Magistrado ResponsávelJO
Data da Resolução26 de Abril de 2022
EmissorTribunal da Relação de Évora

Acordam os Juízes, em conferência, na Secção Criminal do Tribunal da Relação de Évora: I - RELATÓRIO Nos autos de processo comum (tribunal singular) nº 29/20.2GCPTG, do Juízo Local Criminal de Portalegre, e mediante pertinente sentença, a Exmª Juíza decidiu: “

  1. Condenar o arguido MD, pela prática, em autoria material e na forma tentada, de um crime de coação, previsto e punido pelo artigo 154º, nºs 1 e 2, do Código Penal, na pena de 09 (nove) meses de prisão efetiva

  2. Condenar o arguido MD no pagamento das custas criminais (artigos 513º, nº 1, e 514º, nº 1, do Código de Processo Penal), fixando-se a taxa de justiça em 02 (duas) UC’s (artigo 513º, nºs 1 e 3, do Código de Processo Penal, e artigo 8º, nº 9, do Regulamento das Custas Processuais e tabela III anexa ao Regulamento), e sendo responsável pelo pagamento dos encargos a que a sua atividade houver dado lugar (artigo 514º do Código de Processo Penal), sem prejuízo do apoio judiciário de que beneficie”

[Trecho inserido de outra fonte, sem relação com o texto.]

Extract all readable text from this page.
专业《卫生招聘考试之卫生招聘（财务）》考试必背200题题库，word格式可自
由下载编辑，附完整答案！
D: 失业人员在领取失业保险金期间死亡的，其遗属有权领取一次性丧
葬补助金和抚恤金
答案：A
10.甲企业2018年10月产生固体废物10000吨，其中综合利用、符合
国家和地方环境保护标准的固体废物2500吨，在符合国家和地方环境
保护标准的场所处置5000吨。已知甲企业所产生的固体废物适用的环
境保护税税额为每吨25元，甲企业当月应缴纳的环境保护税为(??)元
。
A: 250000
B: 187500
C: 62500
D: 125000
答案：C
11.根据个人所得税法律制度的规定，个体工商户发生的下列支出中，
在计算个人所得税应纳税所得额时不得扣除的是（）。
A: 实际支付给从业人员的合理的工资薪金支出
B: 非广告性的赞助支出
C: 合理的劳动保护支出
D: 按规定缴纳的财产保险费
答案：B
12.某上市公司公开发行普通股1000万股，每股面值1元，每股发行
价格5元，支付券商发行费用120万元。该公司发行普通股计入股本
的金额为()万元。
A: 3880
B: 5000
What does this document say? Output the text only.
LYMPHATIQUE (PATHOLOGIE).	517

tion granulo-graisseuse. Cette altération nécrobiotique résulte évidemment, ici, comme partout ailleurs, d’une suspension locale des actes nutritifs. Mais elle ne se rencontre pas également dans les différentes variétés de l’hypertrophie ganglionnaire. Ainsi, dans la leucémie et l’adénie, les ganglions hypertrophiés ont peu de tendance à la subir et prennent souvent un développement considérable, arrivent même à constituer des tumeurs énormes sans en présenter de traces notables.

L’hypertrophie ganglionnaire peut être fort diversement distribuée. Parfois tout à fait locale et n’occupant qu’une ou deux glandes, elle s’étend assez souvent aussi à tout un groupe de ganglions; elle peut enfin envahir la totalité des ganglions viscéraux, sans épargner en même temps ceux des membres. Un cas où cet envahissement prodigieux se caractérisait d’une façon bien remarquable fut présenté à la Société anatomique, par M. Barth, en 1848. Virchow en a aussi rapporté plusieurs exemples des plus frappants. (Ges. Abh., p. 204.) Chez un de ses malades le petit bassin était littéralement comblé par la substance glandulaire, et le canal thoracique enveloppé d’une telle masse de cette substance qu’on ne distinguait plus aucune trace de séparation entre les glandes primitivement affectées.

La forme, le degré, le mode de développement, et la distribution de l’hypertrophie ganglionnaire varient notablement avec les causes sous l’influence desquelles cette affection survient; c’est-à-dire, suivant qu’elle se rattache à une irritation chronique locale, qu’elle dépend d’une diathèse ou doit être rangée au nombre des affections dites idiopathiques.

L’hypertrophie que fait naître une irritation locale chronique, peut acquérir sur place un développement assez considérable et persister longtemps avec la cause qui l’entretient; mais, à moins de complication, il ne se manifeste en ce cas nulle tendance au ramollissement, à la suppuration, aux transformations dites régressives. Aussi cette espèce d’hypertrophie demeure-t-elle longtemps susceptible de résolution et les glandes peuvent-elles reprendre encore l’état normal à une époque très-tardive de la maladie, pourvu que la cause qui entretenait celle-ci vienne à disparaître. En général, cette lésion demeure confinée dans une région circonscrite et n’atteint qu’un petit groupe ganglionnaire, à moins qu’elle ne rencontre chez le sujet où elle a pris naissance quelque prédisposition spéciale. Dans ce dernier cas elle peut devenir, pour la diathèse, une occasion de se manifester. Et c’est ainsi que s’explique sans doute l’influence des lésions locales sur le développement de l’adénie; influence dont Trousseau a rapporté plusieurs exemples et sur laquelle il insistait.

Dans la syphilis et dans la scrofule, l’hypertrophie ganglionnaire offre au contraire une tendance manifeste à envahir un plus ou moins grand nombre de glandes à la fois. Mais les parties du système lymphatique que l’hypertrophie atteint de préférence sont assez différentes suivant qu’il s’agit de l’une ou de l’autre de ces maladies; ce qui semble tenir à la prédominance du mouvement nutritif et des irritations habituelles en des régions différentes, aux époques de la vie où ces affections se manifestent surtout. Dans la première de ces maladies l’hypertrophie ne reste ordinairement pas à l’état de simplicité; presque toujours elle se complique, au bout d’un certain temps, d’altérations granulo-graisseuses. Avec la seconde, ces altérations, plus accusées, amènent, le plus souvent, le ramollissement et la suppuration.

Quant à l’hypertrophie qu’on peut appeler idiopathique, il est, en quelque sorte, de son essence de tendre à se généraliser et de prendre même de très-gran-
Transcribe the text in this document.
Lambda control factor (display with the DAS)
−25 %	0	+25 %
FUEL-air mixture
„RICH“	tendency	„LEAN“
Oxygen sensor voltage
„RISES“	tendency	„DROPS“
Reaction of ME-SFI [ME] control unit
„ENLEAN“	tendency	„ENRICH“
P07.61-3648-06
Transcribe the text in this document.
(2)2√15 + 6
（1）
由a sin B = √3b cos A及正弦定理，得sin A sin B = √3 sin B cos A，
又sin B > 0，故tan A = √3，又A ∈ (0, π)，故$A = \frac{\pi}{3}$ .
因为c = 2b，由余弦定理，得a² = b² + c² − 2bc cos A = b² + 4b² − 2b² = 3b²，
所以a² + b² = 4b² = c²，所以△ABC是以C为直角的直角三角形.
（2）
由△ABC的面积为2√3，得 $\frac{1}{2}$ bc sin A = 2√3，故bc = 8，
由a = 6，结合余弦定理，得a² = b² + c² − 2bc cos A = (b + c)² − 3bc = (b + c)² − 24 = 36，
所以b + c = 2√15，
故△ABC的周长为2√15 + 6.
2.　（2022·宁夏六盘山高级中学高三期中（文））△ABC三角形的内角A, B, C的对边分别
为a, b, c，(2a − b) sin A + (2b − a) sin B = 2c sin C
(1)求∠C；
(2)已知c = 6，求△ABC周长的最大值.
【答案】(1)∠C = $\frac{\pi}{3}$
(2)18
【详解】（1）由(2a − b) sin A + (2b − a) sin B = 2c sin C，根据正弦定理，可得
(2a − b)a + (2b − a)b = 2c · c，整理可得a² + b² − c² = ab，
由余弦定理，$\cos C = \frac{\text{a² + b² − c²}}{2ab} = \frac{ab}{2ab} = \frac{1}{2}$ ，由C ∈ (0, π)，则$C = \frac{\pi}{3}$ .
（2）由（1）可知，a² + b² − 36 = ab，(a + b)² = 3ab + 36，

    * Inconformado com a sentença condenatória, interpôs recurso o arguido, apresentando as seguintes (transcritas) conclusões: “1 - A Douta Sentença, proferida nos presentes autos, condenou o arguido, MD, pela prática, em autoria material e na forma tentada, de um crime de coação, previsto e punido pelo artigo 154º, nºs 1 e 2, do Código Penal, na pena de 09 (nove) meses de prisão efetiva, tendo ainda sido condenado no pagamento das custas criminais (artigos 513º, nº 1, e 514º, nº 1, do Código de Processo Penal), fixando-se a taxa de justiça em 02 (duas) UC’s (artigo 513º, nºs 1 e 3, do Código de Processo Penal, e artigo 8º, nº 9, do Regulamento das Custas Processuais e tabela III anexa ao Regulamento), e sendo responsável pelo pagamento dos encargos a que a sua atividade houver dado lugar (artigo 514º do Código de Processo Penal), sem prejuízo do apoio judiciário de que beneficie

    2 - Pelo que acima se expôs, entende-se que a integração dos factos no tipo de crime pelo qual foi condenado não é possível, não se vislumbrando elementos suficientes para sustentar uma condenação pelo crime acima identificado, uma vez que não está preenchido o elemento objetivo do tipo de crime em causa

    3 - No nosso modesto entendimento, o registo criminal do arguido não pode substituir a prova que não foi produzida em sede de discussão e julgamento

    4 - Apesar da douta condenação proferida pelo Tribunal a quo nos merecer, obviamente, o máximo respeito, o Recorrente tem esperança que V.ªs Ex.ªs, Venerandos Juízes Desembargadores, tenham em conta todas as circunstâncias acima descritas e lhe façam justiça

    5 - Para mais, considerando que se trata de um crime na forma tentada, desprovido de uma base probatória sustentada e com a incorporação de elementos de outro processo não transitado e alvo de recurso

    6 - A dimensão da condenação deixa o Recorrente absolutamente destroçado, desolado e indignado, sentindo que a sua vida é agora um tormento, vivendo em total desespero

    7 - O Recorrente apela a uma oportunidade para voltar a ter esperança de viver de forma digna

    8 - Relativamente à eventual renovação de prova, é entendimento do Recorrente, salvo melhor opinião, não haver, in casu, necessidade de produção da mesma, mas tão somente a reapreciação sobre a razoabilidade da convicção formada pelo Tribunal a quo

    Termos em que e nos demais de Direito, deve ser dado provimento ao presente Recurso, e em consequência: - Serem dados como não provados os factos descritos nos Pontos 3, 4, 6, 7, 8 e 9 dos factos dados na sentença, absolvendo-se, consequentemente, o arguido do crime p. e p. pelo artigo 154º, nºs 1 e 2, do Código Penal, atendendo à ausência de prova e às circunstâncias do caso

    - Caso assim não se entenda, e em alternativa, ser decretada suspensa na sua execução, por igual período, a pena de prisão de 09 (nove) meses aplicada ao arguido”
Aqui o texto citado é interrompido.